Can you spot anything else interesting on Minnaar's V10? The bike's lower VPP link is certainly not production - it's not anodized, and it has a single travel setting compared to the standard bike's two travel options. This piece is far from new, however, with the Syndicate boys using it all last season to, I suspect, increase the bike's progression for when guys like Bryceland pass on actually using a jump's landing. Transitions are for mere earthlings, it seems.
All neat stuff, but there are more interesting things in the back of that shuttle truck than wired-up V10s...
Greg is also testing what appears to be a Hightower, although it's probably anything but off-the-shelf. The bike's front and rear triangles look stock, but that's likely where it ends as far as unmolested parts go. There's obviously a 40 on the front of the bike, with a 29'' wheel attached to it, and it has surely had its travel lowered from 200mm to 170mm or less. It also looks pretty badass with those black stanchion tubes, I have to admit.
While Minnaar's leg is blocking our view in the above photo, you can easily spot what looks to be a custom upper VPP link on the bike while it's in the back of the pickup truck. My guess, and that's all it is, is that the link ups Greg's Hightower from the stock 135mm of travel to at least 150mm, although it could be even more. I bet it also forgoes the ''High/Low'' geometry adjustment of the stock link while also compensating for the bike's increased travel. Who knows what else we can't see; offset shock bushing(s) and a headset that supplies increased reach or a slacker head angle wouldn't be out of line.

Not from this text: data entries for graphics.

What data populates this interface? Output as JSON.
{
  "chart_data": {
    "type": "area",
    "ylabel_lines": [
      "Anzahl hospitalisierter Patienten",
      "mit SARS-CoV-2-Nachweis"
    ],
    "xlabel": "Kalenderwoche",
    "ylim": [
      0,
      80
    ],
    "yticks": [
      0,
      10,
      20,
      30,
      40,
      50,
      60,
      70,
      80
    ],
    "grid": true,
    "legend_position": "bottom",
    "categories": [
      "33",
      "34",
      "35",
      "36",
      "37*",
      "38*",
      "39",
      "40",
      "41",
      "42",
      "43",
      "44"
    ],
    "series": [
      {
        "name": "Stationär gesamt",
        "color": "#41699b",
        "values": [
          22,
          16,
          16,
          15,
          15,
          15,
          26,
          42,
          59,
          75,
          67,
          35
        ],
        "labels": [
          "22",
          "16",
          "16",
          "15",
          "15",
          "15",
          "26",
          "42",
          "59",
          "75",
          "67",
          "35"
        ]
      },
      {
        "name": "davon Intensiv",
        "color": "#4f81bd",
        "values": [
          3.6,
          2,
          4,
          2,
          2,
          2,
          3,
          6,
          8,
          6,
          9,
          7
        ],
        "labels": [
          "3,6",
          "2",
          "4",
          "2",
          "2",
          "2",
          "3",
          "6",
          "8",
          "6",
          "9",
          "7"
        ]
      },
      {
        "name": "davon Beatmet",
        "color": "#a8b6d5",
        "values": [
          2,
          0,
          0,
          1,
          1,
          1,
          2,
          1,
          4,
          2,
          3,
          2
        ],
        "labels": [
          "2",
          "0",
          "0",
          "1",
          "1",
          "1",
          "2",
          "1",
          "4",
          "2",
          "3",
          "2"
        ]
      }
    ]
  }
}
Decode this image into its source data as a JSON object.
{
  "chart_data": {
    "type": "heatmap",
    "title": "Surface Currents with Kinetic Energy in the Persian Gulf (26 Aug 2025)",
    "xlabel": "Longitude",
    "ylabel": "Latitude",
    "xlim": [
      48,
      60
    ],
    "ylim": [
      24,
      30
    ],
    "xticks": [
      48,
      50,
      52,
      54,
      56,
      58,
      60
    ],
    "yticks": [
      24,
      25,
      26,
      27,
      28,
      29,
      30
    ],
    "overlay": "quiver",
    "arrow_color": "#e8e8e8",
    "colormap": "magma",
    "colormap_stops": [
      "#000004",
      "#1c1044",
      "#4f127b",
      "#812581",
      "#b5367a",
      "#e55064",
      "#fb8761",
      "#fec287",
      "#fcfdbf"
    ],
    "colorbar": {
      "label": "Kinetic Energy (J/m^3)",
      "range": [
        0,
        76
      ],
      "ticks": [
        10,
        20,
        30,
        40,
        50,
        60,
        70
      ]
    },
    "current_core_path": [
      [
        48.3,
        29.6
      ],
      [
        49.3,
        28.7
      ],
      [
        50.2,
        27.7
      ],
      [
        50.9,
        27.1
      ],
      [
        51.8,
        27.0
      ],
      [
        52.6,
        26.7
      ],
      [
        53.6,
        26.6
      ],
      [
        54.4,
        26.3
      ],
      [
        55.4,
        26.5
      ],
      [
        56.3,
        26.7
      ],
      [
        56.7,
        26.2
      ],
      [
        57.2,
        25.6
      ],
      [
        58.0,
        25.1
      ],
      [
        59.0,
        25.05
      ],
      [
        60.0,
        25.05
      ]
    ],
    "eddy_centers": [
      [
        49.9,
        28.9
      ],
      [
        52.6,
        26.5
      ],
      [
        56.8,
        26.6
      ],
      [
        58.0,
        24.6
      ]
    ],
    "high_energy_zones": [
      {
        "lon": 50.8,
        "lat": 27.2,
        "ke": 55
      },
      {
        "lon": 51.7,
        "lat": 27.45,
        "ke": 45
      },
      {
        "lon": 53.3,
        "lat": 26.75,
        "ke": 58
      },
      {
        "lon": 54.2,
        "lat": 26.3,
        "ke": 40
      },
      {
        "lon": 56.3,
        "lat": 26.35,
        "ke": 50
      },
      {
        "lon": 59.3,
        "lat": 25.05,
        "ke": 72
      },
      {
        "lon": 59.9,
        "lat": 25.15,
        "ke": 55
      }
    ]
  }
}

|Greg rode a Hightower at the last EWS race in Finale Ligure, Italy, and he was impressed with it, which brought up some what ifs. The guys are in California right now, so it's a good opportunity for us to throw some stuff at them for testing. We've done this with all of our bikes. - Don Palermini - North American Marketing Manager, Santa Cruz|
If true, all that would bring the modified Hightower into Bronson and Nomad territory, which seems off given that, well, Santa Cruz has the Bronson and Nomad. Ah, but both of those bikes roll on 27.5'' wheels, and Santa Cruz's biggest (stock) 29er is the 135mm-travel Hightower. But maybe not for much longer, it seems. Are we looking at the early testing days of a bike designed to compete with long-travel 29ers like Trek's 150mm Slash and Nukeproof's 150mm Mega 290? Or is Minnaar simply testing long-travel, big-wheeled bikes to have as an option for the 2017 race season? As PB member @Andy-FFM
suggested in the comment section, Minnaar may already be thinking of a down-sized race bike for the pedal-intensive 2017 World Champs tracks in Cairns, Australia, much like some racers used for the Pietermaritzburg course.